The denominator, on the other hand, is indeed the product of meditating on “What kind of elegant rescaling keeps making sense in all sorts of different situations, but also can’t be gamed to arbitrarily decrease the penalty?”.
What links here?
- Rohin Shah's comment on rohinmshah’s Shortform by Rohin Shah (17 Mar 2020 1:20 UTC; 7 points)
- Charlie Steiner 27 Feb 2020 18:40 UTC
  LW: 4 AF: 2
  AF Parent
  Right. Some intuition is necessary. But a lot of these choices are ad hoc, by which I mean they aren’t strongly constrained by the result you want from them.
  For example, you have a linear penalty governed by this parameter lambda, but in principle it could have been any old function—the only strong constraint is that you want it to monotonically increase from a finite number to infinity. Now, maybe this is fine, or maybe not. But I basically don’t have much trust for meditation in this sort of case, and would rather see explicit constraints that rule out more of the available space.

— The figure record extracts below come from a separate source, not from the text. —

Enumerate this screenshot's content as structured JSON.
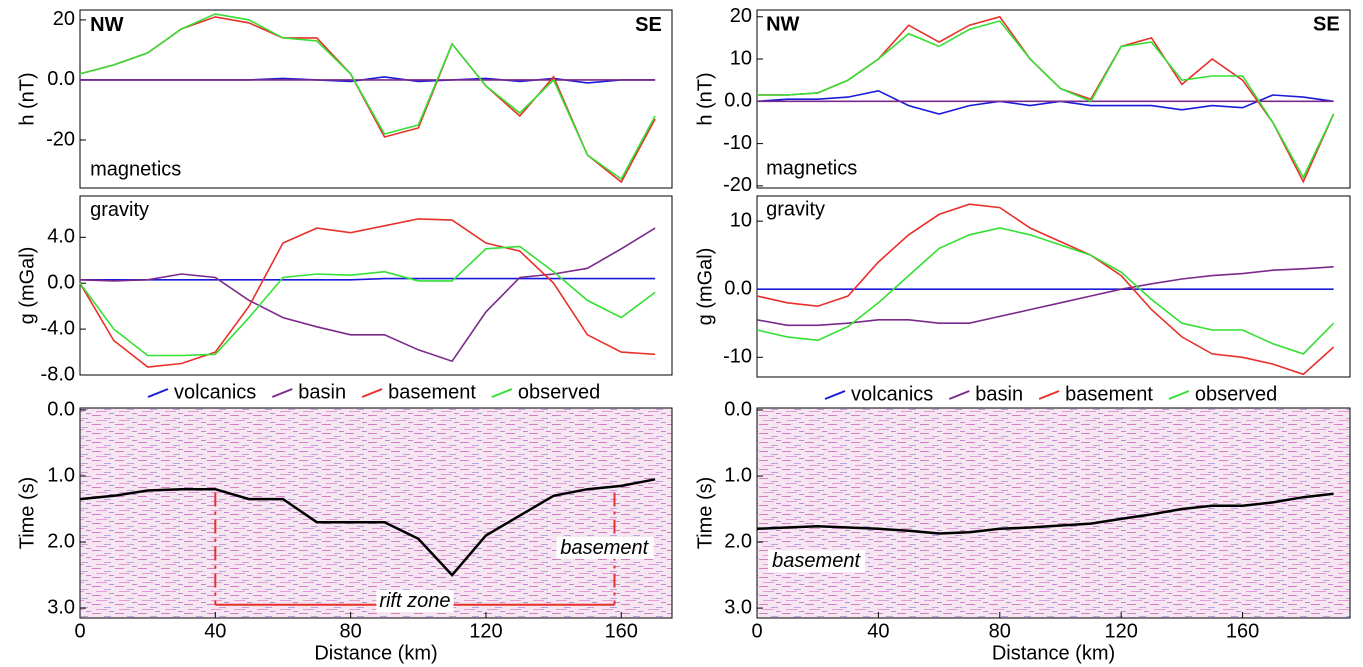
{
  "chart_data": [
    {
      "type": "line",
      "ylabel": "h (nT)",
      "x": [
        0,
        10,
        20,
        30,
        40,
        50,
        60,
        70,
        80,
        90,
        100,
        110,
        120,
        130,
        140,
        150,
        160,
        170
      ],
      "xlim": [
        0,
        175
      ],
      "ylim": [
        -36,
        23.3
      ],
      "yticks": [
        20,
        {
          "value": 0,
          "label": "0.0"
        },
        -20
      ],
      "series": [
        {
          "color": "#1a1adb",
          "values": [
            0,
            0,
            0,
            0,
            0,
            0,
            0.5,
            0,
            -0.5,
            1,
            -0.5,
            0,
            0.5,
            -0.5,
            0.5,
            -1,
            0,
            0
          ]
        },
        {
          "color": "#7b2a8c",
          "values": [
            0,
            0,
            0,
            0,
            0,
            0,
            0,
            0,
            0,
            0,
            0,
            0,
            0,
            0,
            0,
            0,
            0,
            0
          ]
        },
        {
          "color": "#e8302a",
          "values": [
            2,
            5,
            9,
            17,
            21,
            19,
            14,
            14,
            2,
            -19,
            -16,
            12,
            -2,
            -12,
            1,
            -25,
            -34,
            -13
          ]
        },
        {
          "color": "#33e033",
          "values": [
            2,
            5,
            9,
            17,
            22,
            20,
            14,
            13,
            2,
            -18,
            -15,
            12,
            -2,
            -11,
            0,
            -25,
            -33,
            -12
          ]
        }
      ],
      "annotations": [
        {
          "text": "NW",
          "x": 3,
          "y": 18,
          "style": "bold"
        },
        {
          "text": "SE",
          "x": 172,
          "y": 18,
          "style": "bold",
          "anchor": "end"
        },
        {
          "text": "magnetics",
          "x": 3,
          "y": -30
        }
      ]
    },
    {
      "type": "line",
      "ylabel": "g (mGal)",
      "x": [
        0,
        10,
        20,
        30,
        40,
        50,
        60,
        70,
        80,
        90,
        100,
        110,
        120,
        130,
        140,
        150,
        160,
        170
      ],
      "xlim": [
        0,
        175
      ],
      "ylim": [
        -8,
        7.6
      ],
      "yticks": [
        {
          "value": 4,
          "label": "4.0"
        },
        {
          "value": 0,
          "label": "0.0"
        },
        {
          "value": -4,
          "label": "-4.0"
        },
        {
          "value": -8,
          "label": "-8.0"
        }
      ],
      "series": [
        {
          "name": "volcanics",
          "color": "#1a1adb",
          "values": [
            0.3,
            0.3,
            0.3,
            0.3,
            0.3,
            0.3,
            0.3,
            0.3,
            0.3,
            0.4,
            0.4,
            0.4,
            0.4,
            0.4,
            0.4,
            0.4,
            0.4,
            0.4
          ]
        },
        {
          "name": "basin",
          "color": "#7b2a8c",
          "values": [
            0.3,
            0.2,
            0.3,
            0.8,
            0.5,
            -1.5,
            -3,
            -3.8,
            -4.5,
            -4.5,
            -5.8,
            -6.8,
            -2.5,
            0.5,
            0.8,
            1.3,
            3,
            4.8
          ]
        },
        {
          "name": "basement",
          "color": "#e8302a",
          "values": [
            0,
            -5,
            -7.3,
            -7,
            -6,
            -2,
            3.5,
            4.8,
            4.4,
            5,
            5.6,
            5.5,
            3.5,
            2.8,
            0,
            -4.5,
            -6,
            -6.2
          ]
        },
        {
          "name": "observed",
          "color": "#33e033",
          "values": [
            0,
            -4,
            -6.3,
            -6.3,
            -6.2,
            -3,
            0.5,
            0.8,
            0.7,
            1,
            0.2,
            0.2,
            3,
            3.2,
            1,
            -1.5,
            -3,
            -0.8
          ]
        }
      ],
      "legend": "bottom",
      "annotations": [
        {
          "text": "gravity",
          "x": 3,
          "y": 6.3
        }
      ]
    },
    {
      "type": "line",
      "ylabel": "Time (s)",
      "xlabel": "Distance (km)",
      "x": [
        0,
        10,
        20,
        30,
        40,
        50,
        60,
        70,
        80,
        90,
        100,
        110,
        120,
        130,
        140,
        150,
        160,
        170
      ],
      "xlim": [
        0,
        175
      ],
      "ylim": [
        3.15,
        -0.03
      ],
      "xticks": [
        0,
        40,
        80,
        120,
        160
      ],
      "yticks": [
        {
          "value": 0,
          "label": "0.0"
        },
        {
          "value": 1,
          "label": "1.0"
        },
        {
          "value": 2,
          "label": "2.0"
        },
        {
          "value": 3,
          "label": "3.0"
        }
      ],
      "series": [
        {
          "color": "#000000",
          "values": [
            1.35,
            1.3,
            1.22,
            1.2,
            1.2,
            1.35,
            1.35,
            1.7,
            1.7,
            1.7,
            1.95,
            2.5,
            1.9,
            1.6,
            1.3,
            1.2,
            1.15,
            1.05
          ]
        }
      ],
      "annotations": [
        {
          "text": "basement",
          "x": 142,
          "y": 2.1,
          "style": "italic"
        }
      ],
      "bracket": {
        "label": "rift zone",
        "x": [
          40,
          158
        ],
        "y": [
          1.25,
          2.95
        ]
      }
    },
    {
      "type": "line",
      "ylabel": "h (nT)",
      "x": [
        0,
        10,
        20,
        30,
        40,
        50,
        60,
        70,
        80,
        90,
        100,
        110,
        120,
        130,
        140,
        150,
        160,
        170,
        180,
        190
      ],
      "xlim": [
        0,
        195.4
      ],
      "ylim": [
        -20.5,
        21.6
      ],
      "yticks": [
        20,
        10,
        {
          "value": 0,
          "label": "0.0"
        },
        -10,
        -20
      ],
      "series": [
        {
          "color": "#1a1adb",
          "values": [
            0,
            0.5,
            0.5,
            1,
            2.5,
            -1,
            -3,
            -1,
            0,
            -1,
            0,
            -1,
            -1,
            -1,
            -2,
            -1,
            -1.5,
            1.5,
            1,
            0
          ]
        },
        {
          "color": "#7b2a8c",
          "values": [
            0,
            0,
            0,
            0,
            0,
            0,
            0,
            0,
            0,
            0,
            0,
            0,
            0,
            0,
            0,
            0,
            0,
            0,
            0,
            0
          ]
        },
        {
          "color": "#e8302a",
          "values": [
            1.5,
            1.5,
            2,
            5,
            10,
            18,
            14,
            18,
            20,
            10,
            3,
            0.5,
            13,
            15,
            4,
            10,
            5,
            -5,
            -19,
            -3
          ]
        },
        {
          "color": "#33e033",
          "values": [
            1.5,
            1.5,
            2,
            5,
            10,
            16,
            13,
            17,
            19,
            10,
            3,
            0,
            13,
            14,
            5,
            6,
            6,
            -5,
            -18,
            -3
          ]
        }
      ],
      "annotations": [
        {
          "text": "NW",
          "x": 3,
          "y": 18,
          "style": "bold"
        },
        {
          "text": "SE",
          "x": 192,
          "y": 18,
          "style": "bold",
          "anchor": "end"
        },
        {
          "text": "magnetics",
          "x": 3,
          "y": -16
        }
      ]
    },
    {
      "type": "line",
      "ylabel": "g (mGal)",
      "x": [
        0,
        10,
        20,
        30,
        40,
        50,
        60,
        70,
        80,
        90,
        100,
        110,
        120,
        130,
        140,
        150,
        160,
        170,
        180,
        190
      ],
      "xlim": [
        0,
        195.4
      ],
      "ylim": [
        -12.9,
        13.7
      ],
      "yticks": [
        10,
        {
          "value": 0,
          "label": "0.0"
        },
        -10
      ],
      "series": [
        {
          "name": "volcanics",
          "color": "#1a1adb",
          "values": [
            0,
            0,
            0,
            0,
            0,
            0,
            0,
            0,
            0,
            0,
            0,
            0,
            0,
            0,
            0,
            0,
            0,
            0,
            0,
            0
          ]
        },
        {
          "name": "basin",
          "color": "#7b2a8c",
          "values": [
            -4.5,
            -5.3,
            -5.3,
            -5,
            -4.5,
            -4.5,
            -5,
            -5,
            -4,
            -3,
            -2,
            -1,
            0,
            0.8,
            1.5,
            2,
            2.3,
            2.8,
            3,
            3.3
          ]
        },
        {
          "name": "basement",
          "color": "#e8302a",
          "values": [
            -1,
            -2,
            -2.5,
            -1,
            4,
            8,
            11,
            12.5,
            12,
            9,
            7,
            5,
            2,
            -3,
            -7,
            -9.5,
            -10,
            -11,
            -12.5,
            -8.5
          ]
        },
        {
          "name": "observed",
          "color": "#33e033",
          "values": [
            -6,
            -7,
            -7.5,
            -5.5,
            -2,
            2,
            6,
            8,
            9,
            8,
            6.5,
            5,
            2.5,
            -1.5,
            -5,
            -6,
            -6,
            -8,
            -9.5,
            -5
          ]
        }
      ],
      "legend": "bottom",
      "annotations": [
        {
          "text": "gravity",
          "x": 3,
          "y": 11.6
        }
      ]
    },
    {
      "type": "line",
      "ylabel": "Time (s)",
      "xlabel": "Distance (km)",
      "x": [
        0,
        10,
        20,
        30,
        40,
        50,
        60,
        70,
        80,
        90,
        100,
        110,
        120,
        130,
        140,
        150,
        160,
        170,
        180,
        190
      ],
      "xlim": [
        0,
        195.4
      ],
      "ylim": [
        3.15,
        -0.03
      ],
      "xticks": [
        0,
        40,
        80,
        120,
        160
      ],
      "yticks": [
        {
          "value": 0,
          "label": "0.0"
        },
        {
          "value": 1,
          "label": "1.0"
        },
        {
          "value": 2,
          "label": "2.0"
        },
        {
          "value": 3,
          "label": "3.0"
        }
      ],
      "series": [
        {
          "color": "#000000",
          "values": [
            1.8,
            1.78,
            1.76,
            1.78,
            1.8,
            1.83,
            1.87,
            1.85,
            1.8,
            1.78,
            1.75,
            1.72,
            1.65,
            1.58,
            1.5,
            1.45,
            1.45,
            1.4,
            1.32,
            1.27
          ]
        }
      ],
      "annotations": [
        {
          "text": "basement",
          "x": 5,
          "y": 2.3,
          "style": "italic"
        }
      ]
    }
  ]
}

  - TurnTrout 27 Feb 2020 21:06 UTC
    LW: 4 AF: 2
    AF Parent
    
    I basically don’t have much trust for meditation in this sort of case
    
    I’m not asking you to trust in anything, which is why I emphasized that I want people to think more carefully about these choices. I do not think eq. 5 is AGI-safe. I do not think you should put it in an AGI. Do I think there’s a chance it might work? Yes. But we don’t work with “chances”, so it’s not ready.
    
    Anyways, if theorem 11 of the low-hanging fruit post is met, the tradeoff penalty works fine. I also formally explored the hard constraint case and discussed a few reasons why the tradeoff is preferable to the hard constraint. Therefore, I think that particular design choice is reasonably determined. Would you want to think about this more before actually running an AGI with that choice? Of course.
    
    To your broader point, I think there may be another implicit frame difference here. I’m talking about the diff of the progress, considering questions like “are we making a lot of progress? What’s the marginal benefit of more research like this? Are we getting good philosophical returns from this line of work?”, to which I think the answer is yes.
    
    On the other hand, you might be asking “are we there yet?”, and I think the answer to that is no. Notice how these answers don’t contradict each other.
    
    From the first frame, being skeptical because each part of the equation isn’t fully determined seems like an unreasonable demand for rigor. I wrote this sequence because it seemed that my original AUP post was pedagogically bad (I was already thinking about concepts like “overfitting the AU landscape” back in August 2018) and so very few people understood what I was arguing.
    
    I’d like to think that my interpretive labor has paid off: AUP isn’t a slapdash mixture of constraints which is too complicated to be obviously broken, it’s attempting to directly disincentive catastrophes based off of straightforward philosophical reasoning, relying on assumptions and conjectures which I’ve clearly stated. In many cases, I waited weeks so I could formalize my reasoning in the context of MDPs (e.g. why should you think of the AU landscape as a ‘dual’ to the world state? Because I proved it).
    
    There’s always another spot where I could make my claims more rigorous, where I could gather just a bit more evidence. But at some point I have to actually put the posts up, and I think I’ve provided some pretty good evidence in this sequence.
    
    From the second frame, being skeptical because each part of the equation isn’t fully determined is entirely appropriate and something I encourage.
    
    I think you’re writing from something closer to the second frame, but I don’t know for sure. For my part, this sequence has been arguing from the first frame: “towards a new impact measure”, and that’s why I’ve been providing pushback.